Coronavirus deaths in the UK passed 20,000 yesterday, as scientists have warned that the sad tribute could TRIPLE.
The Washington University of Seattle analysis warns that the British should expect 37,494 deaths by August 4.
But the Institute for Health Metrics and Evaluation has predicted that it could even reach 62,500.
Last month the UK’s chief scientific adviser, Sir Patrick Vallance, said that a death toll of 20,000 would be “a good result”.
Home secretary Priti Patel said yesterday at the press conference no. 10: “While the deaths caused by this terrible virus outweigh another tragic and terrible milestone, the whole nation is in mourning.”
And Care England says the numbers could be inflated by an additional 7,500 deaths in nursing homes.
But even though the economy is in crisis and former Chancellor Philip Hammond has joined the calls to ease the blockade, Ms Patel has not put forward any prospect of a rapid return to normal.
He said: “We know people are frustrated, but we are not out of danger.
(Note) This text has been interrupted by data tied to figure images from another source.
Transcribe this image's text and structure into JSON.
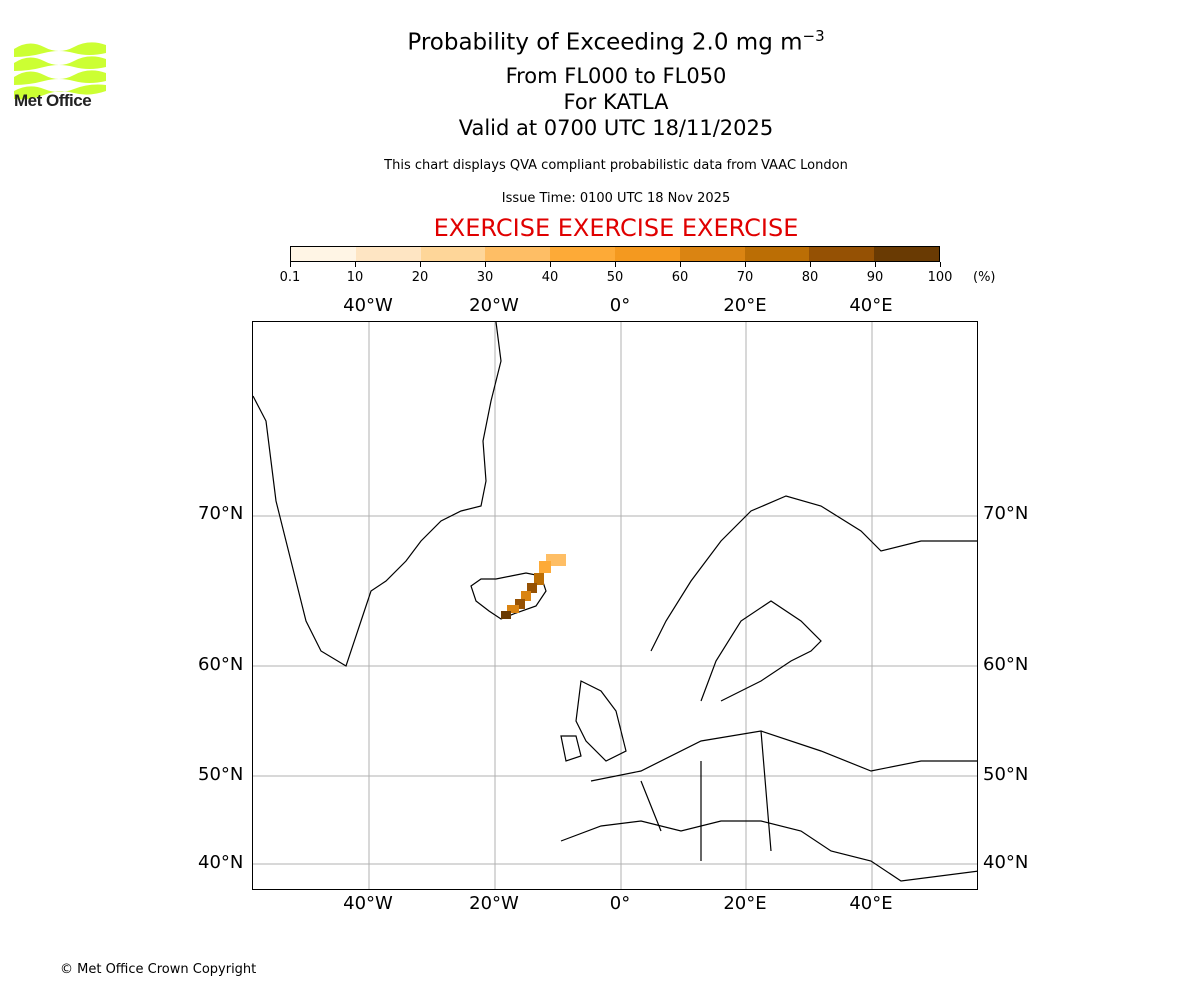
{
  "logo": {
    "text": "Met Office",
    "color": "#ccff33"
  },
  "titles": {
    "line1_main": "Probability of Exceeding 2.0 mg m",
    "line1_sup": "−3",
    "line2": "From FL000 to FL050",
    "line3": "For KATLA",
    "line4": "Valid at 0700 UTC 18/11/2025"
  },
  "subtitle": "This chart displays QVA compliant probabilistic data from VAAC London",
  "issue_time": "Issue Time: 0100 UTC 18 Nov 2025",
  "exercise_banner": "EXERCISE EXERCISE EXERCISE",
  "colorbar": {
    "unit": "(%)",
    "ticks": [
      "0.1",
      "10",
      "20",
      "30",
      "40",
      "50",
      "60",
      "70",
      "80",
      "90",
      "100"
    ],
    "colors": [
      "#fff5e5",
      "#fee5c3",
      "#fed699",
      "#febe65",
      "#fdaa37",
      "#f4991f",
      "#da8412",
      "#bb6e05",
      "#955104",
      "#693a03"
    ]
  },
  "map": {
    "lon_labels": [
      "40°W",
      "20°W",
      "0°",
      "20°E",
      "40°E"
    ],
    "lat_labels": [
      "70°N",
      "60°N",
      "50°N",
      "40°N"
    ],
    "volcano": "KATLA"
  },
  "copyright": "© Met Office Crown Copyright",
  "chart_data": {
    "type": "heatmap",
    "title": "Probability of Exceeding 2.0 mg m-3, From FL000 to FL050, For KATLA, Valid at 0700 UTC 18/11/2025",
    "colorbar_label": "(%)",
    "colorbar_bounds": [
      0.1,
      10,
      20,
      30,
      40,
      50,
      60,
      70,
      80,
      90,
      100
    ],
    "x_ticks": [
      "40°W",
      "20°W",
      "0°",
      "20°E",
      "40°E"
    ],
    "y_ticks": [
      "70°N",
      "60°N",
      "50°N",
      "40°N"
    ],
    "grid": true,
    "plume_description": "Ash plume extends NE from Katla (southern Iceland ~63.6N 19W) to ~67N 10W; highest probabilities (80-100%) near source along SE Iceland coast, decreasing to 10-40% at NE tip"
  }
}
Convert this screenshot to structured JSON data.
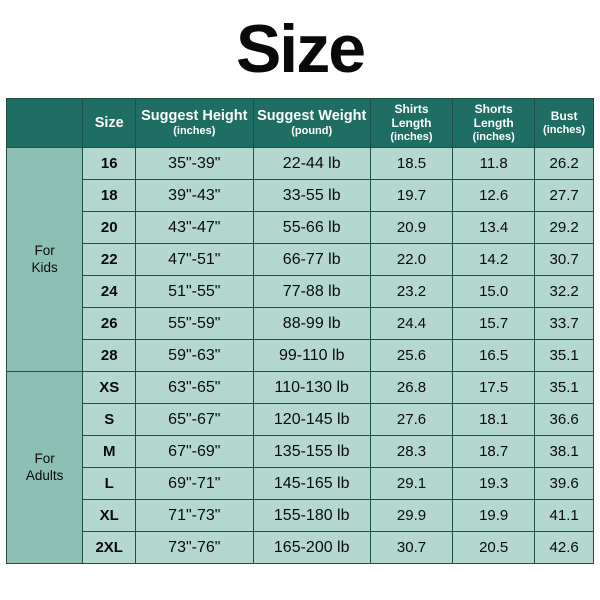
{
  "title": "Size",
  "colors": {
    "header_bg": "#1e6e63",
    "header_text": "#ffffff",
    "group_bg": "#8cc0b5",
    "cell_bg": "#b4d8d0",
    "cell_text": "#0a0a0a",
    "border": "#1e4f48",
    "page_bg": "#ffffff",
    "title_color": "#0a0a0a"
  },
  "fontsizes": {
    "title": 68,
    "header_main": 14.5,
    "header_small": 12,
    "header_sub": 11,
    "size_col": 15,
    "value": 15
  },
  "columns": [
    {
      "label": "Size",
      "sub": "",
      "class": "h-main",
      "width": "9%"
    },
    {
      "label": "Suggest Height",
      "sub": "(inches)",
      "class": "h-main",
      "width": "20%"
    },
    {
      "label": "Suggest Weight",
      "sub": "(pound)",
      "class": "h-main",
      "width": "20%"
    },
    {
      "label": "Shirts Length",
      "sub": "(inches)",
      "class": "",
      "width": "14%"
    },
    {
      "label": "Shorts Length",
      "sub": "(inches)",
      "class": "",
      "width": "14%"
    },
    {
      "label": "Bust",
      "sub": "(inches)",
      "class": "",
      "width": "10%"
    }
  ],
  "groups": [
    {
      "label": "For\nKids",
      "rows": [
        {
          "size": "16",
          "height": "35\"-39\"",
          "weight": "22-44 lb",
          "shirts": "18.5",
          "shorts": "11.8",
          "bust": "26.2"
        },
        {
          "size": "18",
          "height": "39\"-43\"",
          "weight": "33-55 lb",
          "shirts": "19.7",
          "shorts": "12.6",
          "bust": "27.7"
        },
        {
          "size": "20",
          "height": "43\"-47\"",
          "weight": "55-66 lb",
          "shirts": "20.9",
          "shorts": "13.4",
          "bust": "29.2"
        },
        {
          "size": "22",
          "height": "47\"-51\"",
          "weight": "66-77 lb",
          "shirts": "22.0",
          "shorts": "14.2",
          "bust": "30.7"
        },
        {
          "size": "24",
          "height": "51\"-55\"",
          "weight": "77-88 lb",
          "shirts": "23.2",
          "shorts": "15.0",
          "bust": "32.2"
        },
        {
          "size": "26",
          "height": "55\"-59\"",
          "weight": "88-99 lb",
          "shirts": "24.4",
          "shorts": "15.7",
          "bust": "33.7"
        },
        {
          "size": "28",
          "height": "59\"-63\"",
          "weight": "99-110 lb",
          "shirts": "25.6",
          "shorts": "16.5",
          "bust": "35.1"
        }
      ]
    },
    {
      "label": "For\nAdults",
      "rows": [
        {
          "size": "XS",
          "height": "63\"-65\"",
          "weight": "110-130 lb",
          "shirts": "26.8",
          "shorts": "17.5",
          "bust": "35.1"
        },
        {
          "size": "S",
          "height": "65\"-67\"",
          "weight": "120-145 lb",
          "shirts": "27.6",
          "shorts": "18.1",
          "bust": "36.6"
        },
        {
          "size": "M",
          "height": "67\"-69\"",
          "weight": "135-155 lb",
          "shirts": "28.3",
          "shorts": "18.7",
          "bust": "38.1"
        },
        {
          "size": "L",
          "height": "69\"-71\"",
          "weight": "145-165 lb",
          "shirts": "29.1",
          "shorts": "19.3",
          "bust": "39.6"
        },
        {
          "size": "XL",
          "height": "71\"-73\"",
          "weight": "155-180 lb",
          "shirts": "29.9",
          "shorts": "19.9",
          "bust": "41.1"
        },
        {
          "size": "2XL",
          "height": "73\"-76\"",
          "weight": "165-200 lb",
          "shirts": "30.7",
          "shorts": "20.5",
          "bust": "42.6"
        }
      ]
    }
  ],
  "col_widths_pct": [
    13,
    9,
    20,
    20,
    14,
    14,
    10
  ]
}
It is imperative that people continue to follow the rules.
“I know I would like you to give yourself a date to reopen schools, but we won’t. We want to prevent a second wave of this horrendous virus. To do this we must make sure that we continue the measures in place. “
Professor Stephen Powis, medical director of NHS England, also said that the blockade should not be lifted in advance.
He said: “This is a global health crisis once a century. It is a very sad day for the nation: 20,000 deaths are clearly 20,000 in excess.
“Even the countries that have put themselves on top of this start are starting to see new infections. It will not be something that we will begin to overcome in the coming weeks. “
Yesterday’s data showed 20,319 deaths in the UK, an increase of 813.
But doctors believe that we peaked with the drop in hospital admissions.
Four other countries have overcome 20,000 deaths: the United States (53,243), Italy (26,384), Spain (22,902) and France (22,614). Another tragic milestone has also been overcome – with over 200,000 deaths worldwide.